Setiap hari aku melewati jalan yang sama. Setiap hari pula aku bertemu dengan orang yang berbeda. Tempat yang selalu kulihat di pinggir jalan, di depan lapangan tenis yang tidak terpakai. Aku ingat beberapa tahun yang lalu kamu masi berdiri disana. Menunggu seseorang yang bukan aku. Memakai jaket dan topi dan kamu memasukkan tanganmu ke saku.
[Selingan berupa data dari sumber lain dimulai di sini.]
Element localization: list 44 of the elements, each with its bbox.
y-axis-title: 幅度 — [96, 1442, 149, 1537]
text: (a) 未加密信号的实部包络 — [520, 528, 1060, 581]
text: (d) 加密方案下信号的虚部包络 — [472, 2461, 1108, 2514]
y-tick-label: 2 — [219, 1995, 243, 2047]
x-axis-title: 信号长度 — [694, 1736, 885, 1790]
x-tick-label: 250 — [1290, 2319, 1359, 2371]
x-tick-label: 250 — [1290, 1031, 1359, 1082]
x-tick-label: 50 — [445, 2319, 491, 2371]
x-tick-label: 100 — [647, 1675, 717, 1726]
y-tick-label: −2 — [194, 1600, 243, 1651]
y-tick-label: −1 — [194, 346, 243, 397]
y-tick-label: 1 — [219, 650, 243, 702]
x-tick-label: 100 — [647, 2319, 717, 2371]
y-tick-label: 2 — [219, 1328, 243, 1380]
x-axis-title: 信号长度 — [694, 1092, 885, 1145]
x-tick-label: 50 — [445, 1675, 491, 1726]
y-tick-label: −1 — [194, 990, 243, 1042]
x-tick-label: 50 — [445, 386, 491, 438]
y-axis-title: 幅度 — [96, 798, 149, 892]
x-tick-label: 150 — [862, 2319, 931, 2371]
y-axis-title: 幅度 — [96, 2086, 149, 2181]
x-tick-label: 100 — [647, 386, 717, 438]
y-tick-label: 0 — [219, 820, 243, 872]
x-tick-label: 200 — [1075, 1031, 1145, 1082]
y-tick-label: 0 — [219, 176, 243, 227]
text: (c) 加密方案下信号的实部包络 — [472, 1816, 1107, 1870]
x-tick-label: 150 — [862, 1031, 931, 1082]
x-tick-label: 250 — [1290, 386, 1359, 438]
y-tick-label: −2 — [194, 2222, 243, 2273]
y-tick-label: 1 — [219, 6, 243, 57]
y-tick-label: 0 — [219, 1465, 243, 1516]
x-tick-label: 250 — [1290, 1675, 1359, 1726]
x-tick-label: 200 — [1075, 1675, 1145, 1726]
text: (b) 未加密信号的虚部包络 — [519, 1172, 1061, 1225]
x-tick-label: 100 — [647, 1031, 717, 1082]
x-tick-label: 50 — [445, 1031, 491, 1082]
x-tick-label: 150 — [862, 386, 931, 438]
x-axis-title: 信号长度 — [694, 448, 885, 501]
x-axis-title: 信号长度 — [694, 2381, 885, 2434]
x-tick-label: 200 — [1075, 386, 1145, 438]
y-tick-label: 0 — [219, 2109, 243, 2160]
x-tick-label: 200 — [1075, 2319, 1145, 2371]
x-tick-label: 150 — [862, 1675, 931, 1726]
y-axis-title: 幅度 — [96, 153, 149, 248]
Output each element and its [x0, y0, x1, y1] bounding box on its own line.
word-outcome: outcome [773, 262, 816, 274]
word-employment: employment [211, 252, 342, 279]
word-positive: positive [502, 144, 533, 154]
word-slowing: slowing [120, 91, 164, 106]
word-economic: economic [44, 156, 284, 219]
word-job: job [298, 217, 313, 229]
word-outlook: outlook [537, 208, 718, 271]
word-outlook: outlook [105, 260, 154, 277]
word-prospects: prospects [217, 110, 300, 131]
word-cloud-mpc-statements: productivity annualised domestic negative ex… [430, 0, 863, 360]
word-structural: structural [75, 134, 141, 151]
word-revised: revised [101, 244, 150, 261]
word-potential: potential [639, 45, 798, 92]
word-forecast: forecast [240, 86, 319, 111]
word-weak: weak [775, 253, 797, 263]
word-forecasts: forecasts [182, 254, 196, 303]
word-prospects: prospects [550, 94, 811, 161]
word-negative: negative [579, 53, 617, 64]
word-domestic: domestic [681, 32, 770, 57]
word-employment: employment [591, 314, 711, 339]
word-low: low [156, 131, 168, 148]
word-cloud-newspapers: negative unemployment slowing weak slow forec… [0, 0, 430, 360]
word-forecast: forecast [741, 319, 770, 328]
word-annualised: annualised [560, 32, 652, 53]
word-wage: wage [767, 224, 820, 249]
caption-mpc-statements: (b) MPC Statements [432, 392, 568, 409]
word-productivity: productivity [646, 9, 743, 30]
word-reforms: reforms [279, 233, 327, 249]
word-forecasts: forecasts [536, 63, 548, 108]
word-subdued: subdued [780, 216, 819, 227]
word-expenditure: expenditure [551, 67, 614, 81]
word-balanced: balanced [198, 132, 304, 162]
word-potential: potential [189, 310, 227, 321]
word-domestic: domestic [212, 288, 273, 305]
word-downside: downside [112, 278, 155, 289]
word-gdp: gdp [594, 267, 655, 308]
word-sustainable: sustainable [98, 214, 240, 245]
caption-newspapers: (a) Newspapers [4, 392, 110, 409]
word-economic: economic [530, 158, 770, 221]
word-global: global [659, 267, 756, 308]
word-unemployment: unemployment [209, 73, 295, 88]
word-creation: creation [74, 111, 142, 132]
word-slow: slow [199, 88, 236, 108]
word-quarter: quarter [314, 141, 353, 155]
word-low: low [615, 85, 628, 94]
Kupikir kamu kedinginan karena hujan semalam.
Kamu tidak pernah tersenyum. Ditempat itu sambil sesekali jongkok lalu berdiri lagi ketika angkot yang kutumpangi berhenti di depanmu. Seharusnya kamu melihatku, setidaknya melirik ke arahku. Tapi matamu sama sekali tidak menemukanku diantara belasan orang di angkot itu. Begitulah keadaan yang terjadi antara kamu dan aku.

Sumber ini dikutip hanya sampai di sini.